If inflation continues to fall over the coming months and years as it is expected to, then interest rates would likely fall as well, which is important for two reasons. First, the return banks pay on cash deposits will be reduced, and second, as inflation and interest rates come down, we expect both equity and bond markets to rally. This means there is the potential for significant reinvestment risk; should markets strengthen over the next few years, investors who moved to cash and subsequently wish to return to the markets would be forced to buy in at higher levels. Of course, the opposite is also true if markets fall from here, and there are no guarantees on improved market conditions. Yet, given where valuations currently are, should sentiment improve (as inflation recedes), higher returns in market-based investments than in cash deposits would appear likely.

Cash investments are used in the Future Money portfolios, and we have the ability to have large allocations here, but currently we are not making full use of this allowance, with only small amounts held in cash. Allocations are instead focused in equity and bond markets, which we expect to outperform over the medium term, albeit with higher levels of volatility than will be available with a purely cash-based strategy.

 

Performance – a long-term perspective

Interest rates are the highest they have been since 2008 and given recent volatility, investment markets have been far from inspiring. Here I’ve suggested that to lose faith now may be misjudged, but what has happened historically, particularly in times when interest rates were higher?

The chart below shows the returns achieved by cash deposits (UK Base Rate) and by global equities (as represented by the Investment Association’s Global sector average) over the past 30 years, and in  2023 to the time of writing (YTD: 1st Jan ’23 – 30th Nov ’23).

Of those 30 full years, while cash has outperformed in nine years, global equities have outperformed 21 times, 70% of the time.

The past is no guarantee of the future, yet this shows that even when interest rates have been high, an investor would typically have experienced greater returns having been positioned in equities. 

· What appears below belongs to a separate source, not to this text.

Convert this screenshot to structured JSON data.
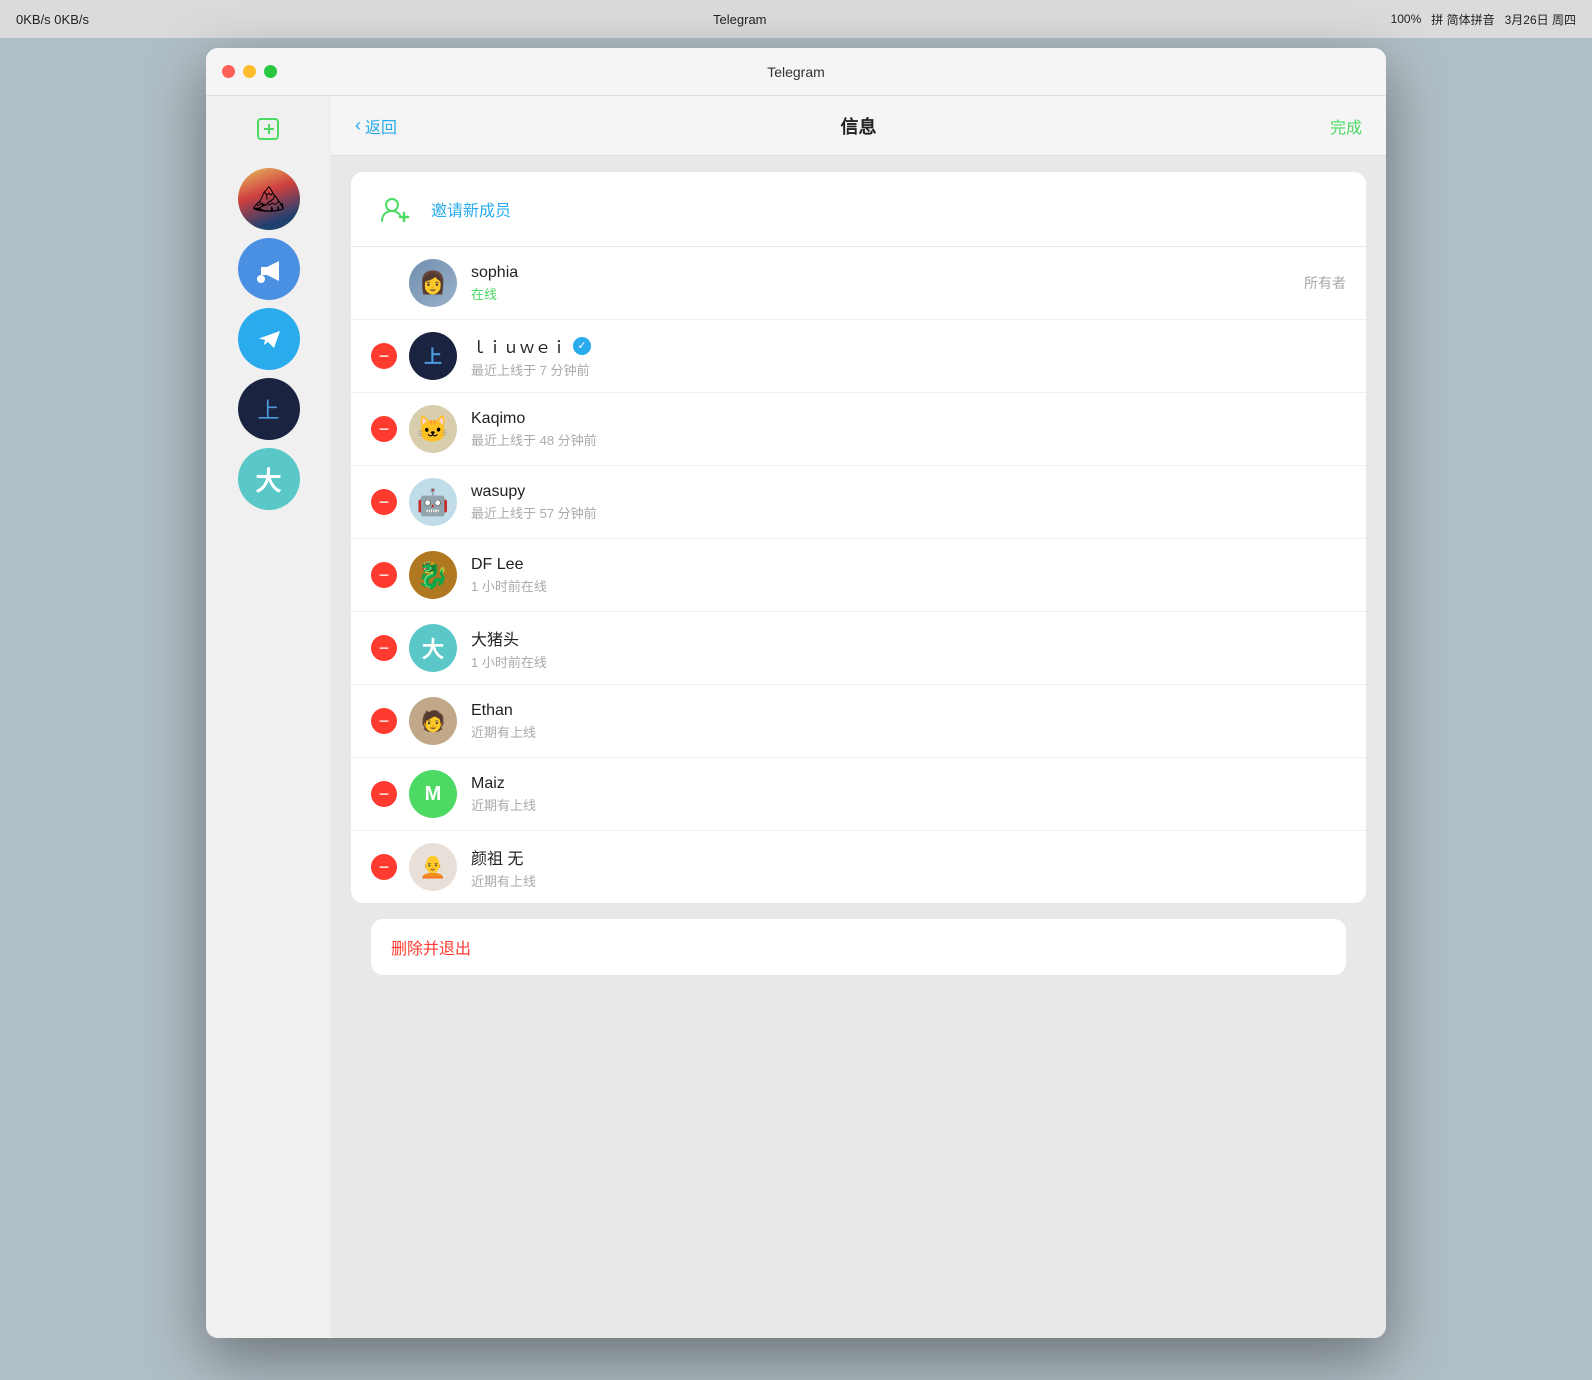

This is a simplification of the argument, with bonds making up a significant part of many portfolios. Yet, the point is included to illustrate that while volatility must be endured and weaker periods do occur, investors who seek growth over the long term would be wise to properly consider the path that markets may take in the future.

Important Information

Please note that the contents are based on the author’s opinion and are not intended as investment advice. Past performance is not a reliable indicator of future performance. The value of investments and the income derived from them can fall as well as rise and investors may get back less than they invested.